Roman, der im Bestand landet

■ Martin Walser stellt seinen neuen Roman „Finks Krieg“ vor

Als die politische Ampel in Hessen im April 1987 von Rot-Grün auf Schwarz-Gelb umsprang, bedeutete dies das Ende der Karriere von Stefan Fink. 18 Jahre lang hatte der Minsterialrat der Staatskanzlei als Verbindungsmann zu den Kirchen gedient, jetzt soll ein anderer seine Stelle ausfüllen. Gegen die Zwangsversetzung, mit der Finks Krieg und damit Martin Walsers gleichnamiger Roman beginnt, wehrt sich der kleinbürgerliche Beamte, „gekleidet nicht ohne Ambition, aber eben doch von Karstadt“, mit allen juristischen und publizistischen Mitteln. Sein Eifer macht ihn (im übertragenen Sinne) blind und läßt ihn als „Michael Kohlhaas zwischen Leitzordnern“ (Abendzeitung) enden.

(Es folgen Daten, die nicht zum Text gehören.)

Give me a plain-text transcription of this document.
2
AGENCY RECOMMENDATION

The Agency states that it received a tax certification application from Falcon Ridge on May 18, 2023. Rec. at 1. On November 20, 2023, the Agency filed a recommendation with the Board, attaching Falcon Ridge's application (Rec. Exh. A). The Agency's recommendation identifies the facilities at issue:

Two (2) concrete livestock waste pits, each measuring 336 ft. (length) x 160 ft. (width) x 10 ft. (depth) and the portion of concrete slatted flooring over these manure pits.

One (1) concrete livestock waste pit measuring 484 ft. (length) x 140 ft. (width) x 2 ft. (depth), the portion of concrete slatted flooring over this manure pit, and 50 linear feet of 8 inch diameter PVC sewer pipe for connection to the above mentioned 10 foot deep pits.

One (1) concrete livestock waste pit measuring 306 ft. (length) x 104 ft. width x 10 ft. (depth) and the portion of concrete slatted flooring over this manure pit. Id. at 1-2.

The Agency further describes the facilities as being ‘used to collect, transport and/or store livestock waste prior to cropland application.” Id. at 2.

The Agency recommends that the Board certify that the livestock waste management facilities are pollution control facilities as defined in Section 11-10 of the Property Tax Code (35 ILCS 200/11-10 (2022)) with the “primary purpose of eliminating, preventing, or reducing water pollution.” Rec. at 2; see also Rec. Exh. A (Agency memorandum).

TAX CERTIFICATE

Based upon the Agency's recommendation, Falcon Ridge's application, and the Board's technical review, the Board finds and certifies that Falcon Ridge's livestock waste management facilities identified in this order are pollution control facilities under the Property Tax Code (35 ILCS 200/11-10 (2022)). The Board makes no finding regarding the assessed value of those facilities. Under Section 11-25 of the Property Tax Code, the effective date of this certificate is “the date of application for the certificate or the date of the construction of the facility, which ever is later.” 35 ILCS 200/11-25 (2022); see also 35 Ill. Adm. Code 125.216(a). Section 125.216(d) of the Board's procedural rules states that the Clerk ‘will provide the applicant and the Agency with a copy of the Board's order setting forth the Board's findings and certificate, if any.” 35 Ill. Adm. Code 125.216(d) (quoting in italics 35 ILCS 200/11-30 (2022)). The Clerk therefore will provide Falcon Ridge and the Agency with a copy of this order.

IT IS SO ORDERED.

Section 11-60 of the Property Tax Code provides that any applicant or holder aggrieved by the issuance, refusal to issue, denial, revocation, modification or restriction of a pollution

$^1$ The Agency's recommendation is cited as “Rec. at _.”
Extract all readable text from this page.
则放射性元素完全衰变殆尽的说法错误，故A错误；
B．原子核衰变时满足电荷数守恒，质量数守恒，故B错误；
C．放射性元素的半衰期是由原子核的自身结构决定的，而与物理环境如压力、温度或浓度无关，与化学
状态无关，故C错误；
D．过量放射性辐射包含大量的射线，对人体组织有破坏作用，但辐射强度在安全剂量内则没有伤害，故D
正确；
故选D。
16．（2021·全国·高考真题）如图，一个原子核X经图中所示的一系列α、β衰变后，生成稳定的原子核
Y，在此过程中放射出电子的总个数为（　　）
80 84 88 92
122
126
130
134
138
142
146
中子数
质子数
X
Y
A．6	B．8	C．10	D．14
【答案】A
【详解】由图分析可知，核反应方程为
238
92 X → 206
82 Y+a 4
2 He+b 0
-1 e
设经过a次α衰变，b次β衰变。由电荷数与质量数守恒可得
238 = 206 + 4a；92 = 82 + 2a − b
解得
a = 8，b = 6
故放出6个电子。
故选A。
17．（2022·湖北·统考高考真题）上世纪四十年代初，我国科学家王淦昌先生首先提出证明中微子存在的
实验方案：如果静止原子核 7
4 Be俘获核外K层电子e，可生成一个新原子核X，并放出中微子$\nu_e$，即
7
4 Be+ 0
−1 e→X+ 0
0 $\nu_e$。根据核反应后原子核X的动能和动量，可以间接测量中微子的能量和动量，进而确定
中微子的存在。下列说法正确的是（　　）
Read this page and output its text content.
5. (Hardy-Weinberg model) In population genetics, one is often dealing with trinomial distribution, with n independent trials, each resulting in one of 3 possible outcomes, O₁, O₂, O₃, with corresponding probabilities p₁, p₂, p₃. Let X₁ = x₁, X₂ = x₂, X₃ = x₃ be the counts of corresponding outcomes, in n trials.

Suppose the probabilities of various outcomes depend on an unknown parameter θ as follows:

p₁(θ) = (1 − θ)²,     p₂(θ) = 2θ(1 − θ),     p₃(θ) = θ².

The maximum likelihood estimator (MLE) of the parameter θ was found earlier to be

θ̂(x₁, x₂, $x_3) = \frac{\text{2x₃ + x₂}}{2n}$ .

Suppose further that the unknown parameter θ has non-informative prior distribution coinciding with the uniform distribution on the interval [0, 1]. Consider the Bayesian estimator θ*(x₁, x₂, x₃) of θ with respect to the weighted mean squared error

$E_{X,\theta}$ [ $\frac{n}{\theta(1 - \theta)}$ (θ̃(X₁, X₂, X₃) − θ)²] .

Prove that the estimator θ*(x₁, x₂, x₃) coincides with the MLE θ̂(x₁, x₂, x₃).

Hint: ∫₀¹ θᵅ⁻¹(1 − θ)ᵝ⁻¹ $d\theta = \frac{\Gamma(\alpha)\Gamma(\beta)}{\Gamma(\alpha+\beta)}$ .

Mit dem Thema jedenfalls liegt Walser ziemlich im Trend, denn Behörden und Archive haben bei Schriftstellern zur Zeit Konjunktur: Seinen Büroboten Theo Wuttke hatte Günter Grass für Ein weites Feld ins Potsdamer Fontane-Archiv geschickt, und Helmut Krausser, unser junger Münchner Vielschreiber, wählte für Konrad Johanser, den Helden seines neuen Romas Thanatos, das Berliner Institut für Deutsche Romantik als Recherchestelle aus.

Doch allzu groß kann Suhrkamps Vertrauen in die literarische Qualität des Romans nicht gewesen sein, sonst hätte der eher für Diskretion denn für Marktschreierei bekannte Frankfurter Verlag Walsers jüngstes Opus dezenter plaziert, es nicht mit Geheimnistuerei ummantelt, sich nicht die FAZ als Marketingpartnerin gesucht, die, das Werk vorabdruckend, sogleich den peinlich an die Grass-Promotion erinnernden Slogan vom „Roman, der Bestand haben wird“, beisteuerte.

Inzwischen hat sich die Aufregung um das kurzfristig aus der Herbstproduktion vorgezogene Buch gelegt. Neben einigen wohlwollenden Stimmen – so vom überregionalen taz-Kollegen – bekam die dokumentar-literarische Ko-Produktion (Vorbild für Fink ist der Leitende Ministerialrat Rudolf Wirtz; Tronkenburg, Finks Gegenspieler im Roman, ist Alexander Gaulan abgeschaut; Ignatz Bubis und Joschka Fischer hat Walser 1:1 übernommen) seitens der Kritik ziemlich einhellige Ablehnungen: „schwache psychopathische Studie“ (Die Zeit), „literarisches Debakel“ (FR), „keine Spannung, nirgends“ (Die Woche).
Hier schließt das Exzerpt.